Plug-in bandwidth: Sheather-Jones
The Sheather-Jones (1991) plug-in estimator uses an iterative procedure that plugs estimates of the unknown functionals into the AMISE-optimal formula. More accurate than Silverman, computationally heavier. Often the modern default in production.
Adaptive bandwidth
FIXED-bandwidth KDE uses the same h everywhere. ADAPTIVE-bandwidth KDE uses larger h in low-density regions (where data is sparse) and smaller h in high-density regions (where data is dense). Particularly useful for distributions with sharp peaks mixed with broad tails. Computational cost is higher; benefit depends on the distribution.
Boundary problems
For bounded distributions (e.g., densities on [0, ∞) or [0, 1]), KDE near the boundary is biased — the kernel "spreads probability mass" outside the support. Fix: reflection method (extend the kernel symmetrically about the boundary), boundary kernels, or transform-then-back-transform (estimate density of log(x) for x > 0, then transform back via change of variables).
Multivariate KDE
For d-dimensional data, KDE generalises: kernel matrix (full d × d) plus product kernel. Curse of dimensionality bites hard — N^(−4/(d+4)) convergence rate; with d >= 5, KDE is mostly impractical. For high-dim density estimation, use parametric mixtures (Gaussian mixture models) or modern alternatives (normalizing flows, autoregressive density estimators).
Why KDE matters
KDE is the workhorse for:
- Exploratory data analysis (visualise the data's shape without bin-edge artifacts).
- Computing pdf-based statistics (mode, modes for multimodal data).
- Inputs to other procedures (e.g., density-ratio estimation, importance sampling).
- Diagnostic plots in regression and time-series.
- Non-parametric goodness-of-fit testing.
Try it
- Defaults: N = 80, Silverman bandwidth. The KDE (red) is reasonable but undersmoothes between the two mixture peaks. The histogram (gray) gives a coarse but bin-edge-sensitive view; rug (blue) shows individual data positions.
- Click "Undersmooth (h = 0.15)". KDE becomes wiggly, following each individual data point — the high-variance regime. Bumps appear at each datum; bimodal structure is exaggerated.
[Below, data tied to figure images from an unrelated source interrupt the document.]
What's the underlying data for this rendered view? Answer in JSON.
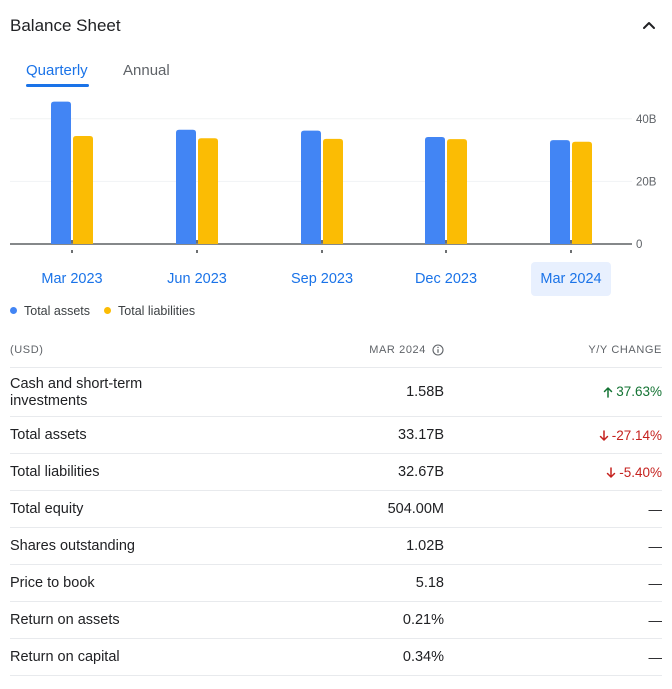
{
  "header": {
    "title": "Balance Sheet"
  },
  "tabs": [
    {
      "label": "Quarterly",
      "active": true
    },
    {
      "label": "Annual",
      "active": false
    }
  ],
  "chart_data": {
    "type": "bar",
    "categories": [
      "Mar 2023",
      "Jun 2023",
      "Sep 2023",
      "Dec 2023",
      "Mar 2024"
    ],
    "selected_category": "Mar 2024",
    "series": [
      {
        "name": "Total assets",
        "color": "#4285f4",
        "values": [
          45.5,
          36.5,
          36.2,
          34.2,
          33.17
        ]
      },
      {
        "name": "Total liabilities",
        "color": "#fbbc04",
        "values": [
          34.5,
          33.8,
          33.6,
          33.5,
          32.67
        ]
      }
    ],
    "y_ticks": [
      {
        "value": 40,
        "label": "40B"
      },
      {
        "value": 20,
        "label": "20B"
      },
      {
        "value": 0,
        "label": "0"
      }
    ],
    "ylim": [
      0,
      46
    ],
    "grid": true,
    "legend_position": "bottom-left"
  },
  "table": {
    "columns": {
      "label": "(USD)",
      "value": "MAR 2024",
      "change": "Y/Y CHANGE"
    },
    "rows": [
      {
        "label": "Cash and short-term investments",
        "value": "1.58B",
        "change": "37.63%",
        "dir": "up"
      },
      {
        "label": "Total assets",
        "value": "33.17B",
        "change": "-27.14%",
        "dir": "down"
      },
      {
        "label": "Total liabilities",
        "value": "32.67B",
        "change": "-5.40%",
        "dir": "down"
      },
      {
        "label": "Total equity",
        "value": "504.00M",
        "change": "—",
        "dir": "none"
      },
      {
        "label": "Shares outstanding",
        "value": "1.02B",
        "change": "—",
        "dir": "none"
      },
      {
        "label": "Price to book",
        "value": "5.18",
        "change": "—",
        "dir": "none"
      },
      {
        "label": "Return on assets",
        "value": "0.21%",
        "change": "—",
        "dir": "none"
      },
      {
        "label": "Return on capital",
        "value": "0.34%",
        "change": "—",
        "dir": "none"
      }
    ]
  }
}
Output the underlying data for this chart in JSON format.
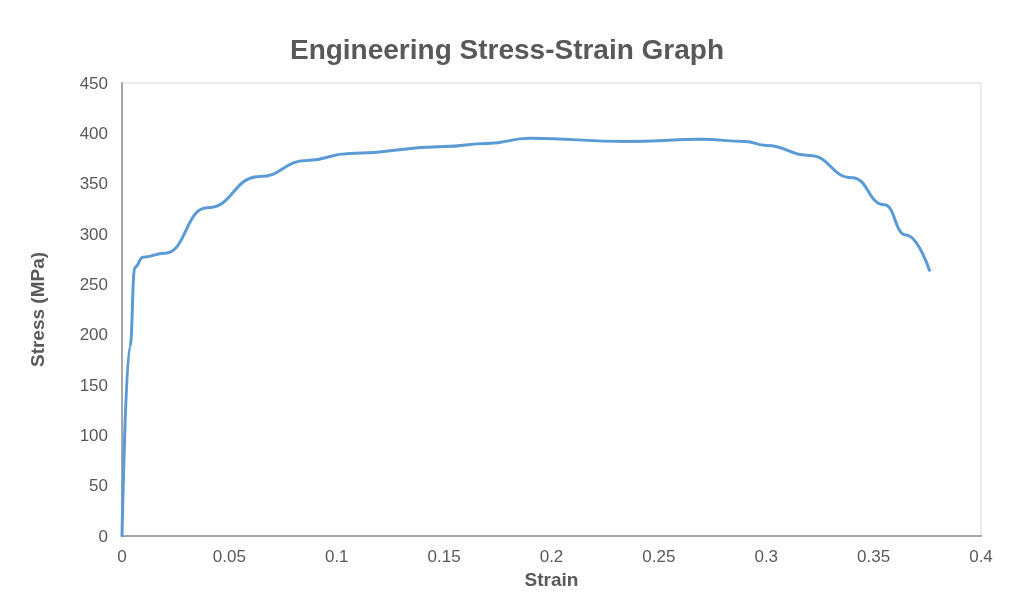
{
  "chart_data": {
    "type": "line",
    "title": "Engineering Stress-Strain Graph",
    "xlabel": "Strain",
    "ylabel": "Stress (MPa)",
    "xlim": [
      0,
      0.4
    ],
    "xticks": [
      0,
      0.05,
      0.1,
      0.15,
      0.2,
      0.25,
      0.3,
      0.35,
      0.4
    ],
    "ylim": [
      0,
      450
    ],
    "yticks": [
      0,
      50,
      100,
      150,
      200,
      250,
      300,
      350,
      400,
      450
    ],
    "marker": "none",
    "line_style": "solid",
    "series": [
      {
        "color": "#5b9bd5",
        "x": [
          0,
          0.0037,
          0.006,
          0.0098,
          0.02,
          0.0396,
          0.064,
          0.086,
          0.106,
          0.15,
          0.17,
          0.19,
          0.235,
          0.27,
          0.29,
          0.3,
          0.32,
          0.34,
          0.355,
          0.365,
          0.376
        ],
        "values": [
          0,
          188,
          267,
          277,
          281,
          326,
          357,
          373,
          380,
          387,
          390,
          395,
          392,
          394,
          392,
          388,
          378,
          356,
          329,
          299,
          264
        ]
      }
    ]
  }
}
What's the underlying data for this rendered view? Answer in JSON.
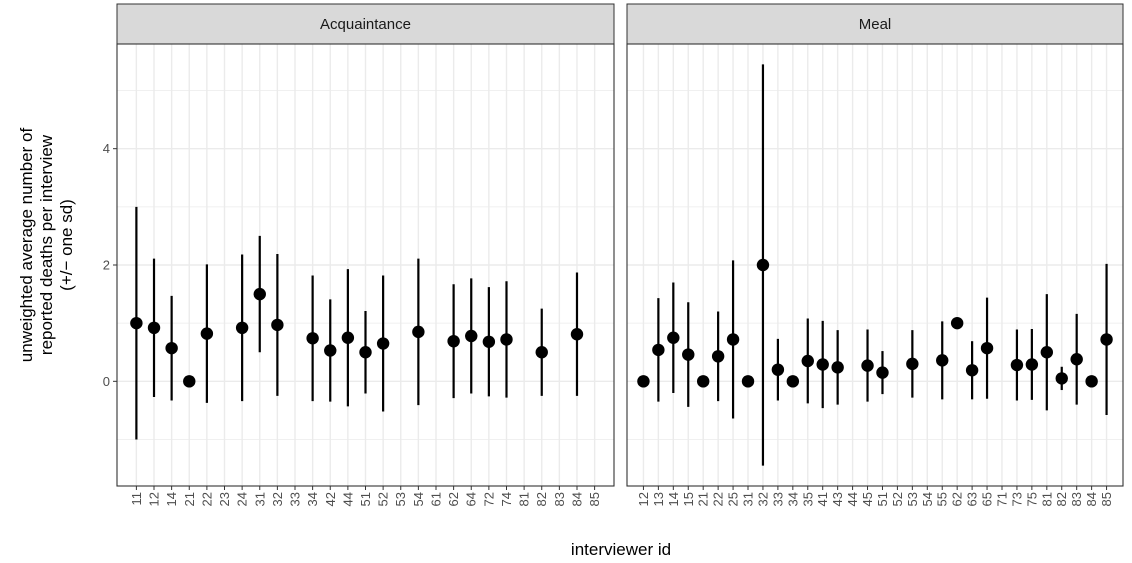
{
  "chart_data": {
    "type": "scatter",
    "subtype": "pointrange",
    "xlabel": "interviewer id",
    "ylabel_lines": [
      "unweighted average number of",
      "reported deaths per interview",
      "(+/− one sd)"
    ],
    "ylim": [
      -1.8,
      5.8
    ],
    "yticks": [
      0,
      2,
      4
    ],
    "grid": true,
    "legend": "none",
    "colors": {
      "point": "#000000",
      "panel_border": "#333333",
      "grid": "#ebebeb",
      "strip_fill": "#d9d9d9"
    },
    "panels": [
      {
        "title": "Acquaintance",
        "categories": [
          "11",
          "12",
          "14",
          "21",
          "22",
          "23",
          "24",
          "31",
          "32",
          "33",
          "34",
          "42",
          "44",
          "51",
          "52",
          "53",
          "54",
          "61",
          "62",
          "64",
          "72",
          "74",
          "81",
          "82",
          "83",
          "84",
          "85"
        ],
        "points": [
          {
            "x": "11",
            "y": 1.0,
            "lo": -1.0,
            "hi": 3.0
          },
          {
            "x": "12",
            "y": 0.92,
            "lo": -0.27,
            "hi": 2.11
          },
          {
            "x": "14",
            "y": 0.57,
            "lo": -0.33,
            "hi": 1.47
          },
          {
            "x": "21",
            "y": 0.0
          },
          {
            "x": "22",
            "y": 0.82,
            "lo": -0.37,
            "hi": 2.01
          },
          {
            "x": "24",
            "y": 0.92,
            "lo": -0.34,
            "hi": 2.18
          },
          {
            "x": "31",
            "y": 1.5,
            "lo": 0.5,
            "hi": 2.5
          },
          {
            "x": "32",
            "y": 0.97,
            "lo": -0.25,
            "hi": 2.19
          },
          {
            "x": "34",
            "y": 0.74,
            "lo": -0.34,
            "hi": 1.82
          },
          {
            "x": "42",
            "y": 0.53,
            "lo": -0.35,
            "hi": 1.41
          },
          {
            "x": "44",
            "y": 0.75,
            "lo": -0.43,
            "hi": 1.93
          },
          {
            "x": "51",
            "y": 0.5,
            "lo": -0.21,
            "hi": 1.21
          },
          {
            "x": "52",
            "y": 0.65,
            "lo": -0.52,
            "hi": 1.82
          },
          {
            "x": "54",
            "y": 0.85,
            "lo": -0.41,
            "hi": 2.11
          },
          {
            "x": "62",
            "y": 0.69,
            "lo": -0.29,
            "hi": 1.67
          },
          {
            "x": "64",
            "y": 0.78,
            "lo": -0.21,
            "hi": 1.77
          },
          {
            "x": "72",
            "y": 0.68,
            "lo": -0.26,
            "hi": 1.62
          },
          {
            "x": "74",
            "y": 0.72,
            "lo": -0.28,
            "hi": 1.72
          },
          {
            "x": "82",
            "y": 0.5,
            "lo": -0.25,
            "hi": 1.25
          },
          {
            "x": "84",
            "y": 0.81,
            "lo": -0.25,
            "hi": 1.87
          }
        ]
      },
      {
        "title": "Meal",
        "categories": [
          "12",
          "13",
          "14",
          "15",
          "21",
          "22",
          "25",
          "31",
          "32",
          "33",
          "34",
          "35",
          "41",
          "43",
          "44",
          "45",
          "51",
          "52",
          "53",
          "54",
          "55",
          "62",
          "63",
          "65",
          "71",
          "73",
          "75",
          "81",
          "82",
          "83",
          "84",
          "85"
        ],
        "points": [
          {
            "x": "12",
            "y": 0.0
          },
          {
            "x": "13",
            "y": 0.54,
            "lo": -0.35,
            "hi": 1.43
          },
          {
            "x": "14",
            "y": 0.75,
            "lo": -0.2,
            "hi": 1.7
          },
          {
            "x": "15",
            "y": 0.46,
            "lo": -0.44,
            "hi": 1.36
          },
          {
            "x": "21",
            "y": 0.0
          },
          {
            "x": "22",
            "y": 0.43,
            "lo": -0.34,
            "hi": 1.2
          },
          {
            "x": "25",
            "y": 0.72,
            "lo": -0.64,
            "hi": 2.08
          },
          {
            "x": "31",
            "y": 0.0
          },
          {
            "x": "32",
            "y": 2.0,
            "lo": -1.45,
            "hi": 5.45
          },
          {
            "x": "33",
            "y": 0.2,
            "lo": -0.33,
            "hi": 0.73
          },
          {
            "x": "34",
            "y": 0.0
          },
          {
            "x": "35",
            "y": 0.35,
            "lo": -0.38,
            "hi": 1.08
          },
          {
            "x": "41",
            "y": 0.29,
            "lo": -0.46,
            "hi": 1.04
          },
          {
            "x": "43",
            "y": 0.24,
            "lo": -0.4,
            "hi": 0.88
          },
          {
            "x": "45",
            "y": 0.27,
            "lo": -0.35,
            "hi": 0.89
          },
          {
            "x": "51",
            "y": 0.15,
            "lo": -0.22,
            "hi": 0.52
          },
          {
            "x": "53",
            "y": 0.3,
            "lo": -0.28,
            "hi": 0.88
          },
          {
            "x": "55",
            "y": 0.36,
            "lo": -0.31,
            "hi": 1.03
          },
          {
            "x": "62",
            "y": 1.0
          },
          {
            "x": "63",
            "y": 0.19,
            "lo": -0.31,
            "hi": 0.69
          },
          {
            "x": "65",
            "y": 0.57,
            "lo": -0.3,
            "hi": 1.44
          },
          {
            "x": "73",
            "y": 0.28,
            "lo": -0.33,
            "hi": 0.89
          },
          {
            "x": "75",
            "y": 0.29,
            "lo": -0.32,
            "hi": 0.9
          },
          {
            "x": "81",
            "y": 0.5,
            "lo": -0.5,
            "hi": 1.5
          },
          {
            "x": "82",
            "y": 0.05,
            "lo": -0.15,
            "hi": 0.25
          },
          {
            "x": "83",
            "y": 0.38,
            "lo": -0.4,
            "hi": 1.16
          },
          {
            "x": "84",
            "y": 0.0
          },
          {
            "x": "85",
            "y": 0.72,
            "lo": -0.58,
            "hi": 2.02
          }
        ]
      }
    ]
  }
}
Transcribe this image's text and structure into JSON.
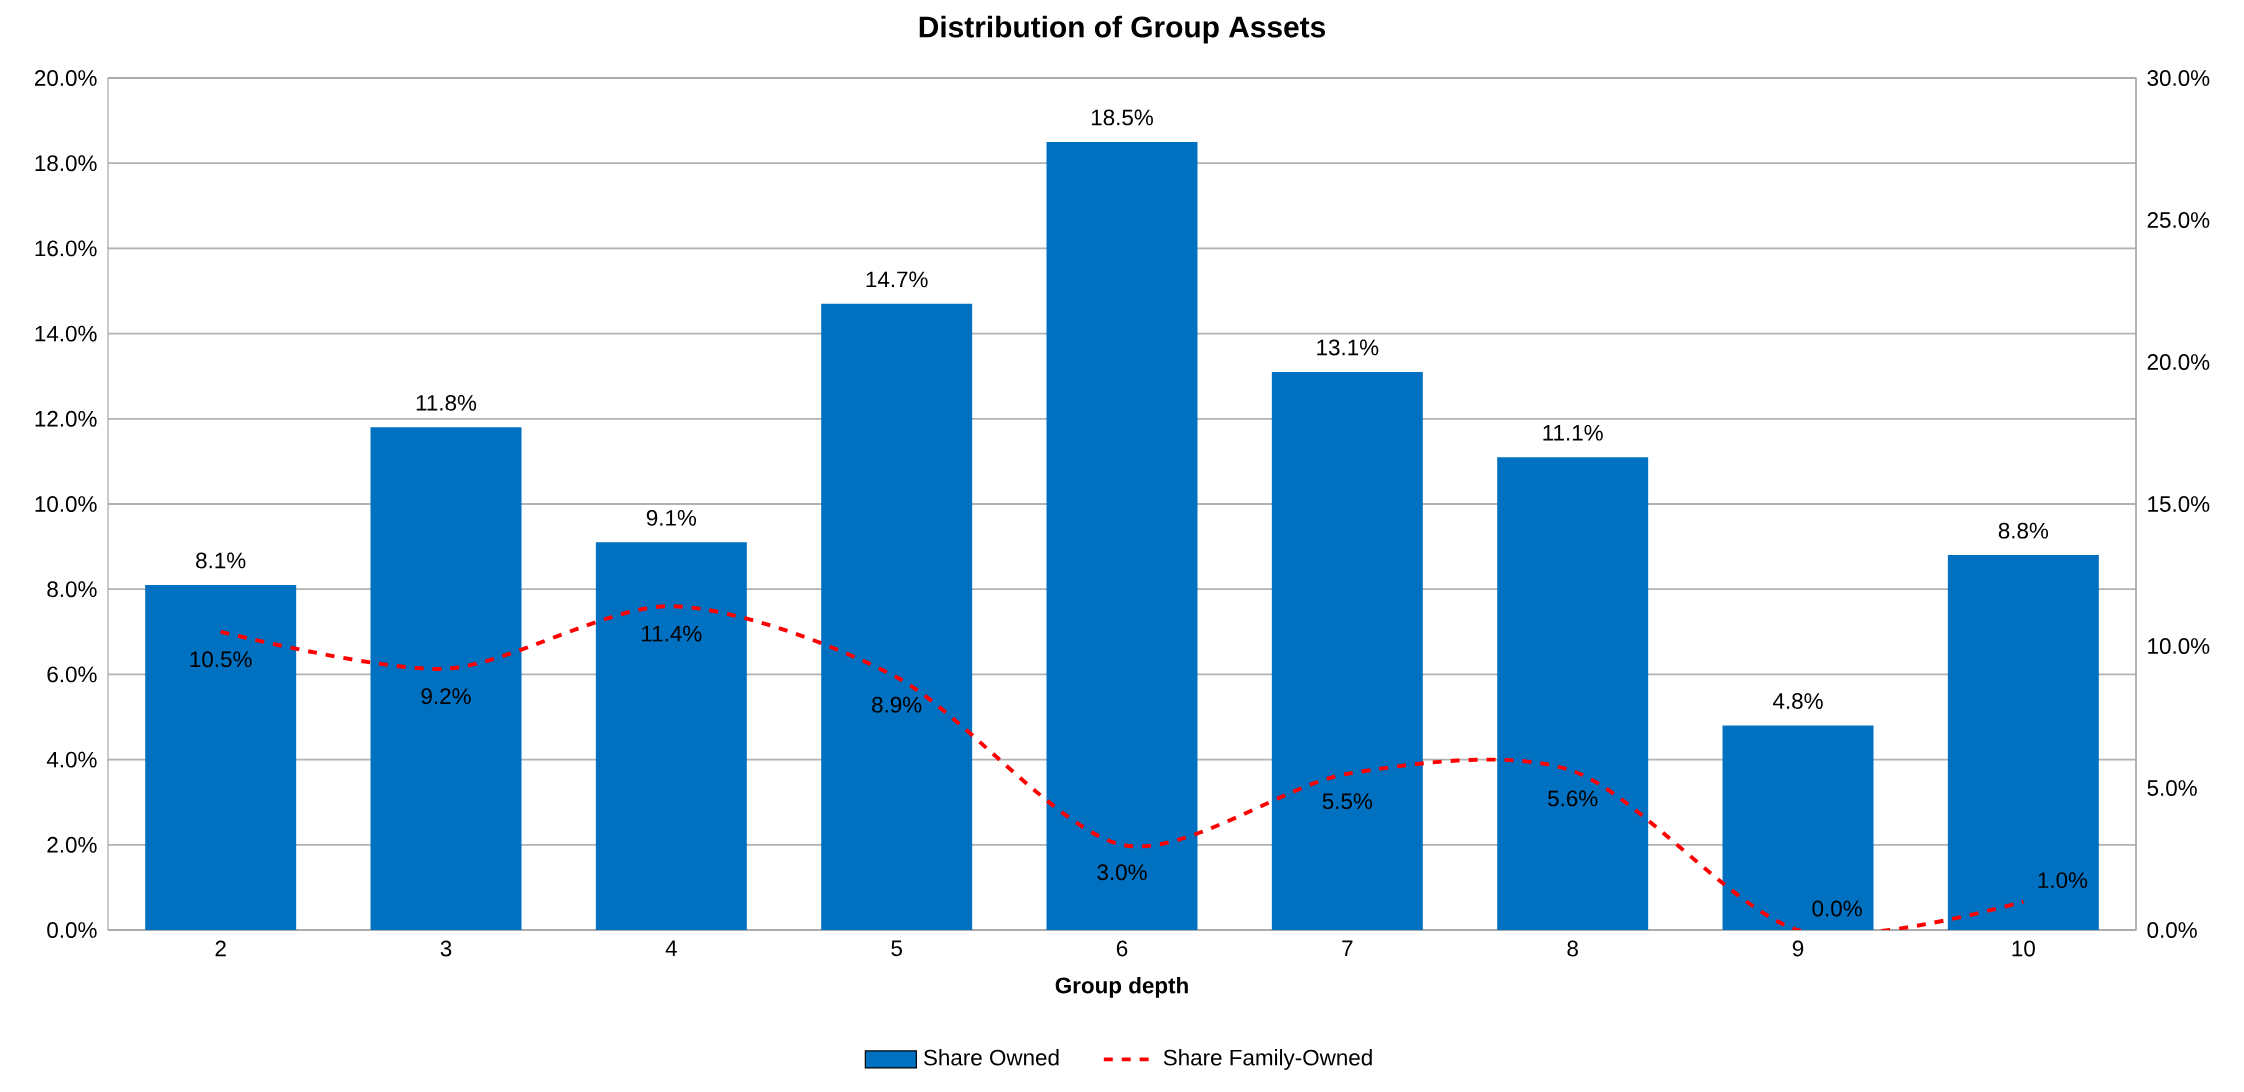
{
  "chart_data": {
    "type": "bar",
    "title": "Distribution of Group Assets",
    "xlabel": "Group depth",
    "categories": [
      "2",
      "3",
      "4",
      "5",
      "6",
      "7",
      "8",
      "9",
      "10"
    ],
    "series": [
      {
        "name": "Share Owned",
        "color": "#0070c0",
        "values": [
          8.1,
          11.8,
          9.1,
          14.7,
          18.5,
          13.1,
          11.1,
          4.8,
          8.8
        ],
        "value_labels": [
          "8.1%",
          "11.8%",
          "9.1%",
          "14.7%",
          "18.5%",
          "13.1%",
          "11.1%",
          "4.8%",
          "8.8%"
        ]
      },
      {
        "name": "Share Family-Owned",
        "type": "line",
        "axis": "y2",
        "color": "#ff0000",
        "line_style": "dashed",
        "values": [
          10.5,
          9.2,
          11.4,
          8.9,
          3.0,
          5.5,
          5.6,
          0.0,
          1.0
        ],
        "value_labels": [
          "10.5%",
          "9.2%",
          "11.4%",
          "8.9%",
          "3.0%",
          "5.5%",
          "5.6%",
          "0.0%",
          "1.0%"
        ]
      }
    ],
    "ylim": [
      0,
      20
    ],
    "yticks": [
      {
        "value": 0,
        "label": "0.0%"
      },
      {
        "value": 2,
        "label": "2.0%"
      },
      {
        "value": 4,
        "label": "4.0%"
      },
      {
        "value": 6,
        "label": "6.0%"
      },
      {
        "value": 8,
        "label": "8.0%"
      },
      {
        "value": 10,
        "label": "10.0%"
      },
      {
        "value": 12,
        "label": "12.0%"
      },
      {
        "value": 14,
        "label": "14.0%"
      },
      {
        "value": 16,
        "label": "16.0%"
      },
      {
        "value": 18,
        "label": "18.0%"
      },
      {
        "value": 20,
        "label": "20.0%"
      }
    ],
    "y2lim": [
      0,
      30
    ],
    "y2ticks": [
      {
        "value": 0,
        "label": "0.0%"
      },
      {
        "value": 5,
        "label": "5.0%"
      },
      {
        "value": 10,
        "label": "10.0%"
      },
      {
        "value": 15,
        "label": "15.0%"
      },
      {
        "value": 20,
        "label": "20.0%"
      },
      {
        "value": 25,
        "label": "25.0%"
      },
      {
        "value": 30,
        "label": "30.0%"
      }
    ],
    "grid": "y",
    "legend": "bottom"
  }
}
- Click "Oversmooth (h = 1.5)". KDE smooths over both modes into a single broad mound — high bias, multimodal structure is gone. This is what happens when bandwidth is chosen too large.
- Bump N to 300. With more data, Silverman's default bandwidth gets smaller (proportional to N^(-1/5)) and KDE follows the true shape more closely. Integrated MSE drops by roughly N^(-4/5).
- Switch to Manual and explore: try h = 0.4 with N = 200. Good resolution of both peaks. Lower N + the same h = noisier estimate. The Silverman bandwidth itself depends on N — see how it shifts in the readout.
A data analyst wants to plot the distribution of household incomes (right-skewed, bounded at 0). Why might a histogram be misleading and how should they configure KDE for this case?
What you now know
KDE estimates a continuous density by placing kernels at each data point. Bandwidth controls bias-variance trade-off; Silverman's rule gives a Normal-target default, Sheather-Jones a better plug-in alternative. Boundary problems require reflection or transformation. Curse of dimensionality limits KDE to d <= 4 in practice. §8.6 closes Part 8 with QUANTILE REGRESSION — a distribution-free alternative for regression that estimates quantiles directly.
References
- Silverman, B.W. (1986). Density Estimation for Statistics and Data Analysis. Chapman & Hall. (The standard reference.)
- Wand, M.P., Jones, M.C. (1995). Kernel Smoothing. Chapman & Hall.
- Sheather, S.J., Jones, M.C. (1991). "A reliable data-based bandwidth selection method for kernel density estimation." JRSS-B 53(3), 683–690.
- Scott, D.W. (2015). Multivariate Density Estimation: Theory, Practice, and Visualization (2nd ed.). Wiley.
- Hyndman, R.J., Bashtannyk, D.M., Grunwald, G.K. (1996). "Estimating and visualizing conditional densities." J. Comp. & Graph. Stat. 5(4), 315–336.